• Un dimanche complètement japonais

    Deux bons achats de livres cette semaine, d’abord chez Joseph Trotta puis au Rêve de l’Escalier, deux ouvrages qu’après un bon repas dominical, je feuillette attentivement avec celle qui me rejoint le ouiquennede.

    Le premier, publié en mil neuf cent soixante-dix-sept pour la Bibliothèque des Arts de Paris par l’Office du Livre de Fribourg s’intitule Le Chant de l’oreiller et est sous-titré L’Art d’aimer au Japon.

    On y voit tout ce qui a pu se faire en matière d’estampes érotiques et on y lit de larges extraits de la littérature de ce charmant pays, comme ce conte anonyme tiré du recueil Fujikusô :

    Au premier étage, la sœur fait la sieste. Son frère la regarde ; si charmé par le spectacle, il ne peut empêcher son « instrument » de durcir comme du bois. En vain essaie-t-il de l’apaiser ; il ne perd en rien sa vigueur.

    Incapable de se retenir, il monte à califourchon sur sa sœur et, doucement, fait entrer son « instrument ». Le plaisir est si grand qu’il le pousse jusqu’au fond.

    -Le diable t’emporte ! s’écrie la sœur qui se réveille.
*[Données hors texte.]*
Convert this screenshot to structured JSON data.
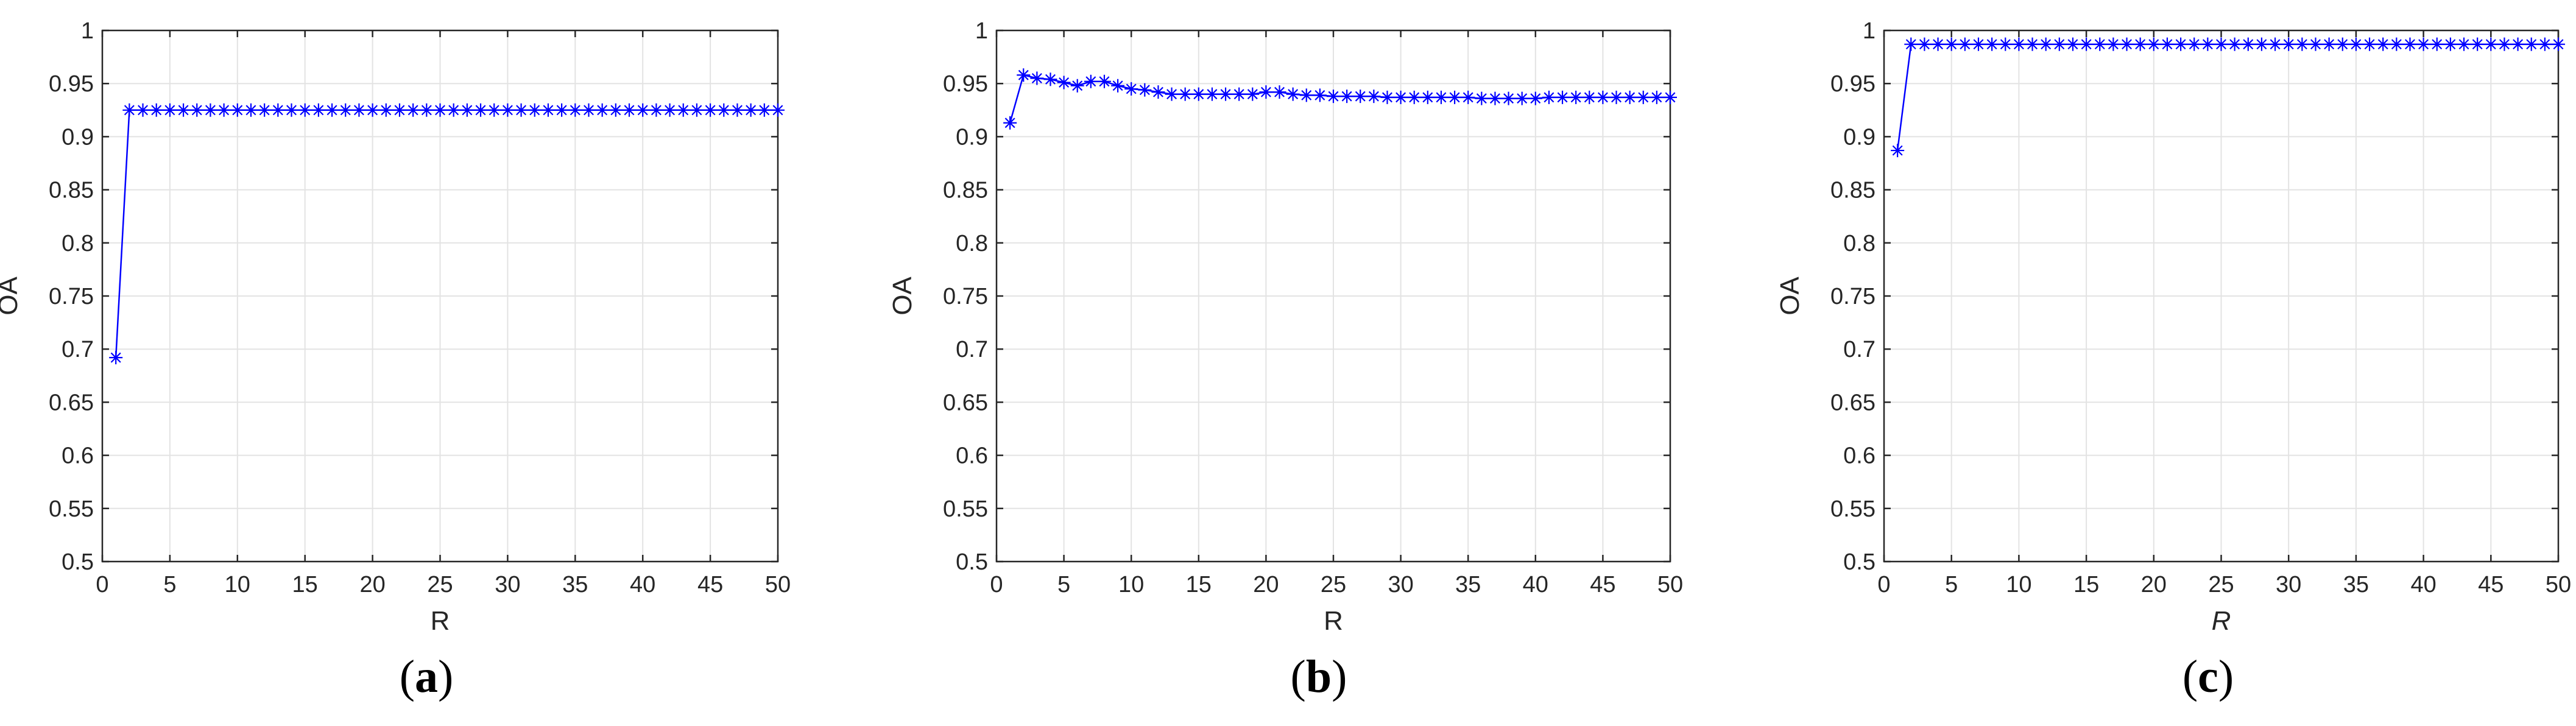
{
  "chart_data": [
    {
      "type": "line",
      "panel_label": "a",
      "title": "",
      "xlabel": "R",
      "ylabel": "OA",
      "xlim": [
        0,
        50
      ],
      "ylim": [
        0.5,
        1
      ],
      "xticks": [
        "0",
        "5",
        "10",
        "15",
        "20",
        "25",
        "30",
        "35",
        "40",
        "45",
        "50"
      ],
      "yticks": [
        "0.5",
        "0.55",
        "0.6",
        "0.65",
        "0.7",
        "0.75",
        "0.8",
        "0.85",
        "0.9",
        "0.95",
        "1"
      ],
      "grid": true,
      "marker": "asterisk",
      "color": "#0000ff",
      "x": [
        1,
        2,
        3,
        4,
        5,
        6,
        7,
        8,
        9,
        10,
        11,
        12,
        13,
        14,
        15,
        16,
        17,
        18,
        19,
        20,
        21,
        22,
        23,
        24,
        25,
        26,
        27,
        28,
        29,
        30,
        31,
        32,
        33,
        34,
        35,
        36,
        37,
        38,
        39,
        40,
        41,
        42,
        43,
        44,
        45,
        46,
        47,
        48,
        49,
        50
      ],
      "y": [
        0.692,
        0.925,
        0.925,
        0.925,
        0.925,
        0.925,
        0.925,
        0.925,
        0.925,
        0.925,
        0.925,
        0.925,
        0.925,
        0.925,
        0.925,
        0.925,
        0.925,
        0.925,
        0.925,
        0.925,
        0.925,
        0.925,
        0.925,
        0.925,
        0.925,
        0.925,
        0.925,
        0.925,
        0.925,
        0.925,
        0.925,
        0.925,
        0.925,
        0.925,
        0.925,
        0.925,
        0.925,
        0.925,
        0.925,
        0.925,
        0.925,
        0.925,
        0.925,
        0.925,
        0.925,
        0.925,
        0.925,
        0.925,
        0.925,
        0.925
      ]
    },
    {
      "type": "line",
      "panel_label": "b",
      "title": "",
      "xlabel": "R",
      "ylabel": "OA",
      "xlim": [
        0,
        50
      ],
      "ylim": [
        0.5,
        1
      ],
      "xticks": [
        "0",
        "5",
        "10",
        "15",
        "20",
        "25",
        "30",
        "35",
        "40",
        "45",
        "50"
      ],
      "yticks": [
        "0.5",
        "0.55",
        "0.6",
        "0.65",
        "0.7",
        "0.75",
        "0.8",
        "0.85",
        "0.9",
        "0.95",
        "1"
      ],
      "grid": true,
      "marker": "asterisk",
      "color": "#0000ff",
      "x": [
        1,
        2,
        3,
        4,
        5,
        6,
        7,
        8,
        9,
        10,
        11,
        12,
        13,
        14,
        15,
        16,
        17,
        18,
        19,
        20,
        21,
        22,
        23,
        24,
        25,
        26,
        27,
        28,
        29,
        30,
        31,
        32,
        33,
        34,
        35,
        36,
        37,
        38,
        39,
        40,
        41,
        42,
        43,
        44,
        45,
        46,
        47,
        48,
        49,
        50
      ],
      "y": [
        0.913,
        0.958,
        0.955,
        0.954,
        0.951,
        0.948,
        0.952,
        0.952,
        0.948,
        0.945,
        0.944,
        0.942,
        0.94,
        0.94,
        0.94,
        0.94,
        0.94,
        0.94,
        0.94,
        0.942,
        0.942,
        0.94,
        0.939,
        0.939,
        0.938,
        0.938,
        0.938,
        0.938,
        0.937,
        0.937,
        0.937,
        0.937,
        0.937,
        0.937,
        0.937,
        0.936,
        0.936,
        0.936,
        0.936,
        0.936,
        0.937,
        0.937,
        0.937,
        0.937,
        0.937,
        0.937,
        0.937,
        0.937,
        0.937,
        0.937
      ]
    },
    {
      "type": "line",
      "panel_label": "c",
      "title": "",
      "xlabel": "R",
      "xlabel_italic": true,
      "ylabel": "OA",
      "xlim": [
        0,
        50
      ],
      "ylim": [
        0.5,
        1
      ],
      "xticks": [
        "0",
        "5",
        "10",
        "15",
        "20",
        "25",
        "30",
        "35",
        "40",
        "45",
        "50"
      ],
      "yticks": [
        "0.5",
        "0.55",
        "0.6",
        "0.65",
        "0.7",
        "0.75",
        "0.8",
        "0.85",
        "0.9",
        "0.95",
        "1"
      ],
      "grid": true,
      "marker": "asterisk",
      "color": "#0000ff",
      "x": [
        1,
        2,
        3,
        4,
        5,
        6,
        7,
        8,
        9,
        10,
        11,
        12,
        13,
        14,
        15,
        16,
        17,
        18,
        19,
        20,
        21,
        22,
        23,
        24,
        25,
        26,
        27,
        28,
        29,
        30,
        31,
        32,
        33,
        34,
        35,
        36,
        37,
        38,
        39,
        40,
        41,
        42,
        43,
        44,
        45,
        46,
        47,
        48,
        49,
        50
      ],
      "y": [
        0.887,
        0.987,
        0.987,
        0.987,
        0.987,
        0.987,
        0.987,
        0.987,
        0.987,
        0.987,
        0.987,
        0.987,
        0.987,
        0.987,
        0.987,
        0.987,
        0.987,
        0.987,
        0.987,
        0.987,
        0.987,
        0.987,
        0.987,
        0.987,
        0.987,
        0.987,
        0.987,
        0.987,
        0.987,
        0.987,
        0.987,
        0.987,
        0.987,
        0.987,
        0.987,
        0.987,
        0.987,
        0.987,
        0.987,
        0.987,
        0.987,
        0.987,
        0.987,
        0.987,
        0.987,
        0.987,
        0.987,
        0.987,
        0.987,
        0.987
      ]
    }
  ]
}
Sais-tu ce que tu fais ?

    Tout bouleversé, son frère répond :

    -Excuse-moi. Je me retire tout de suite.

    Mais, feignant de ne pas l’entendre, elle lui dit :

    -Le Ciel te punira davantage, si tu te retires.

    Un avertissement précise que la vente de ce livre était interdite aux mineurs de moins de vingt et un ans. Un autre, bien réjouissant, ajoute que : « Cet ouvrage est destiné exclusivement aux lecteurs intéressés pour des raisons scientifiques ou artistiques et connus comme tels par leur libraire. »

    Le second, publié en mil neuf cent quatre-vingt-dix par Albin Michel, achetable par n’importe qui, quel que soit son âge, en l'absence de tout intérêt scientifique ou artistique, sans être le moins du monde connu de son libraire, est Japon intime, recueil de dessins de Toshio Saeki.

    Lequel est présenté en quatrième de couverture comme le digne descendant des maîtres anciens de l’estampe, fous de dessins cruels, grotesques et lubriques. De l’écolière possédée par l’esprit-renard au vieillard à la tête de phallus en passant par la nonne vicieuse, il y en a pour tous les fantasmes.

    Jean-Luc Fromental précise dans sa préface qu’après l’euphorie des années soixante qui avait placé Toshio Saeki sur le devant de la scène, « le retour du bâton puritain, qui frappe au Japon comme ailleurs, l’a rejeté dans l’ombre. »

    Les livres refermés, c’est sous la couette qui se poursuit notre dimanche japonais.